Beijing (AsiaNews/Agencies) – A pregnant woman in the south-western Chinese province of Yunnan has sparked a public outcry after posting a desperate tweet saying she was being pressured into terminating a pregnancy at eight months or face her husband's sacking.

"I won't let the doctor inject my baby with poison. I would rather crash my car," wrote the 41-year-old woman, who identified herself only by her surname, Chen, on microblogging service Sina Weibo.

Chen later said via the WeChat messaging app that her husband had been informed that he would lose his job if the couple refused to abort the child.

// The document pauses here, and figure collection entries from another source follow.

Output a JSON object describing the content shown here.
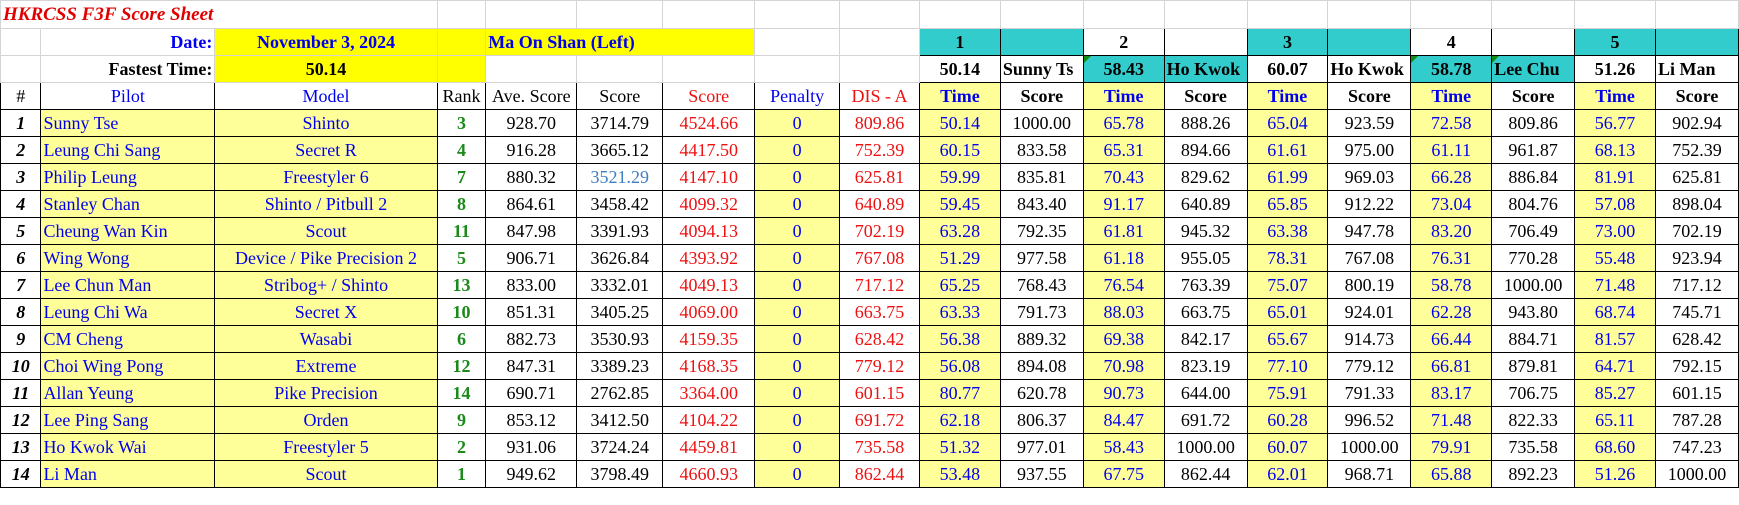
{
  "title": "HKRCSS F3F Score Sheet",
  "date_label": "Date:",
  "date_value": "November 3, 2024",
  "venue": "Ma On Shan (Left)",
  "fastest_label": "Fastest Time:",
  "fastest_value": "50.14",
  "colors": {
    "teal": "#33cccc",
    "yellow": "#ffff00",
    "light_yellow": "#ffff99",
    "red": "#ee1111",
    "blue": "#0000ee",
    "green": "#1a8a1a"
  },
  "rounds": [
    {
      "num": "1",
      "fastest": "50.14",
      "pilot": "Sunny Ts"
    },
    {
      "num": "2",
      "fastest": "58.43",
      "pilot": "Ho Kwok"
    },
    {
      "num": "3",
      "fastest": "60.07",
      "pilot": "Ho Kwok"
    },
    {
      "num": "4",
      "fastest": "58.78",
      "pilot": "Lee Chu"
    },
    {
      "num": "5",
      "fastest": "51.26",
      "pilot": "Li Man"
    }
  ],
  "headers": {
    "num": "#",
    "pilot": "Pilot",
    "model": "Model",
    "rank": "Rank",
    "ave_score": "Ave. Score",
    "score": "Score",
    "score_total": "Score",
    "penalty": "Penalty",
    "dis": "DIS - A",
    "time": "Time",
    "round_score": "Score"
  },
  "pilots": [
    {
      "num": "1",
      "pilot": "Sunny Tse",
      "model": "Shinto",
      "rank": "3",
      "ave": "928.70",
      "score": "3714.79",
      "total": "4524.66",
      "penalty": "0",
      "dis": "809.86",
      "rounds": [
        [
          "50.14",
          "1000.00"
        ],
        [
          "65.78",
          "888.26"
        ],
        [
          "65.04",
          "923.59"
        ],
        [
          "72.58",
          "809.86"
        ],
        [
          "56.77",
          "902.94"
        ]
      ]
    },
    {
      "num": "2",
      "pilot": "Leung Chi Sang",
      "model": "Secret R",
      "rank": "4",
      "ave": "916.28",
      "score": "3665.12",
      "total": "4417.50",
      "penalty": "0",
      "dis": "752.39",
      "rounds": [
        [
          "60.15",
          "833.58"
        ],
        [
          "65.31",
          "894.66"
        ],
        [
          "61.61",
          "975.00"
        ],
        [
          "61.11",
          "961.87"
        ],
        [
          "68.13",
          "752.39"
        ]
      ]
    },
    {
      "num": "3",
      "pilot": "Philip Leung",
      "model": "Freestyler 6",
      "rank": "7",
      "ave": "880.32",
      "score": "3521.29",
      "total": "4147.10",
      "penalty": "0",
      "dis": "625.81",
      "rounds": [
        [
          "59.99",
          "835.81"
        ],
        [
          "70.43",
          "829.62"
        ],
        [
          "61.99",
          "969.03"
        ],
        [
          "66.28",
          "886.84"
        ],
        [
          "81.91",
          "625.81"
        ]
      ]
    },
    {
      "num": "4",
      "pilot": "Stanley Chan",
      "model": "Shinto  / Pitbull 2",
      "rank": "8",
      "ave": "864.61",
      "score": "3458.42",
      "total": "4099.32",
      "penalty": "0",
      "dis": "640.89",
      "rounds": [
        [
          "59.45",
          "843.40"
        ],
        [
          "91.17",
          "640.89"
        ],
        [
          "65.85",
          "912.22"
        ],
        [
          "73.04",
          "804.76"
        ],
        [
          "57.08",
          "898.04"
        ]
      ]
    },
    {
      "num": "5",
      "pilot": "Cheung Wan Kin",
      "model": "Scout",
      "rank": "11",
      "ave": "847.98",
      "score": "3391.93",
      "total": "4094.13",
      "penalty": "0",
      "dis": "702.19",
      "rounds": [
        [
          "63.28",
          "792.35"
        ],
        [
          "61.81",
          "945.32"
        ],
        [
          "63.38",
          "947.78"
        ],
        [
          "83.20",
          "706.49"
        ],
        [
          "73.00",
          "702.19"
        ]
      ]
    },
    {
      "num": "6",
      "pilot": "Wing Wong",
      "model": "Device / Pike Precision 2",
      "rank": "5",
      "ave": "906.71",
      "score": "3626.84",
      "total": "4393.92",
      "penalty": "0",
      "dis": "767.08",
      "rounds": [
        [
          "51.29",
          "977.58"
        ],
        [
          "61.18",
          "955.05"
        ],
        [
          "78.31",
          "767.08"
        ],
        [
          "76.31",
          "770.28"
        ],
        [
          "55.48",
          "923.94"
        ]
      ]
    },
    {
      "num": "7",
      "pilot": "Lee Chun Man",
      "model": "Stribog+ / Shinto",
      "rank": "13",
      "ave": "833.00",
      "score": "3332.01",
      "total": "4049.13",
      "penalty": "0",
      "dis": "717.12",
      "rounds": [
        [
          "65.25",
          "768.43"
        ],
        [
          "76.54",
          "763.39"
        ],
        [
          "75.07",
          "800.19"
        ],
        [
          "58.78",
          "1000.00"
        ],
        [
          "71.48",
          "717.12"
        ]
      ]
    },
    {
      "num": "8",
      "pilot": "Leung Chi Wa",
      "model": "Secret X",
      "rank": "10",
      "ave": "851.31",
      "score": "3405.25",
      "total": "4069.00",
      "penalty": "0",
      "dis": "663.75",
      "rounds": [
        [
          "63.33",
          "791.73"
        ],
        [
          "88.03",
          "663.75"
        ],
        [
          "65.01",
          "924.01"
        ],
        [
          "62.28",
          "943.80"
        ],
        [
          "68.74",
          "745.71"
        ]
      ]
    },
    {
      "num": "9",
      "pilot": "CM Cheng",
      "model": "Wasabi",
      "rank": "6",
      "ave": "882.73",
      "score": "3530.93",
      "total": "4159.35",
      "penalty": "0",
      "dis": "628.42",
      "rounds": [
        [
          "56.38",
          "889.32"
        ],
        [
          "69.38",
          "842.17"
        ],
        [
          "65.67",
          "914.73"
        ],
        [
          "66.44",
          "884.71"
        ],
        [
          "81.57",
          "628.42"
        ]
      ]
    },
    {
      "num": "10",
      "pilot": "Choi Wing Pong",
      "model": "Extreme",
      "rank": "12",
      "ave": "847.31",
      "score": "3389.23",
      "total": "4168.35",
      "penalty": "0",
      "dis": "779.12",
      "rounds": [
        [
          "56.08",
          "894.08"
        ],
        [
          "70.98",
          "823.19"
        ],
        [
          "77.10",
          "779.12"
        ],
        [
          "66.81",
          "879.81"
        ],
        [
          "64.71",
          "792.15"
        ]
      ]
    },
    {
      "num": "11",
      "pilot": "Allan Yeung",
      "model": "Pike Precision",
      "rank": "14",
      "ave": "690.71",
      "score": "2762.85",
      "total": "3364.00",
      "penalty": "0",
      "dis": "601.15",
      "rounds": [
        [
          "80.77",
          "620.78"
        ],
        [
          "90.73",
          "644.00"
        ],
        [
          "75.91",
          "791.33"
        ],
        [
          "83.17",
          "706.75"
        ],
        [
          "85.27",
          "601.15"
        ]
      ]
    },
    {
      "num": "12",
      "pilot": "Lee Ping Sang",
      "model": "Orden",
      "rank": "9",
      "ave": "853.12",
      "score": "3412.50",
      "total": "4104.22",
      "penalty": "0",
      "dis": "691.72",
      "rounds": [
        [
          "62.18",
          "806.37"
        ],
        [
          "84.47",
          "691.72"
        ],
        [
          "60.28",
          "996.52"
        ],
        [
          "71.48",
          "822.33"
        ],
        [
          "65.11",
          "787.28"
        ]
      ]
    },
    {
      "num": "13",
      "pilot": "Ho Kwok Wai",
      "model": "Freestyler 5",
      "rank": "2",
      "ave": "931.06",
      "score": "3724.24",
      "total": "4459.81",
      "penalty": "0",
      "dis": "735.58",
      "rounds": [
        [
          "51.32",
          "977.01"
        ],
        [
          "58.43",
          "1000.00"
        ],
        [
          "60.07",
          "1000.00"
        ],
        [
          "79.91",
          "735.58"
        ],
        [
          "68.60",
          "747.23"
        ]
      ]
    },
    {
      "num": "14",
      "pilot": "Li Man",
      "model": "Scout",
      "rank": "1",
      "ave": "949.62",
      "score": "3798.49",
      "total": "4660.93",
      "penalty": "0",
      "dis": "862.44",
      "rounds": [
        [
          "53.48",
          "937.55"
        ],
        [
          "67.75",
          "862.44"
        ],
        [
          "62.01",
          "968.71"
        ],
        [
          "65.88",
          "892.23"
        ],
        [
          "51.26",
          "1000.00"
        ]
      ]
    }
  ]
}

The couple had not expected to be with child.

The would-be mother described the threats. “My husband's employers know about my pregnancy, and they brought some people to our home," she noted. "They want us to kill our baby so as to save his job."

Chen also appeared fearful of reprisals over the amount of public attention her dilemma had generated.

Forced abortion has been commonplace in China since the late 1970s when the Communist Party adopted the child policy to control the birth rate.

In more than 35 years, the policy has prevented some 400 million births, mostly female, this according to US sources.

Although forced abortion is illegal, scores of forced sterilisations and abortions after the six-month legal limit have been reported.

Although Chinese authorities “relaxed” their policy in 2013, allowing couples to have two children, if one parent is an only child, critics note that women who refuse to abort are still victimised.

Despite the government’s attempt to promote its modified policy, activists continue to stress the negative economic impact of China’s family planning policy, not to mention its toll on family life.

Chinese demographers expect that by 2025 the labour force will start to shrink by 10 million a year whilst senior citizens will increase to 360 ​​million, up from 200 million in 2013.

If this continues, the workforce will decline, as will the country’s tax base, at a time when costs for elderly care will skyrocket.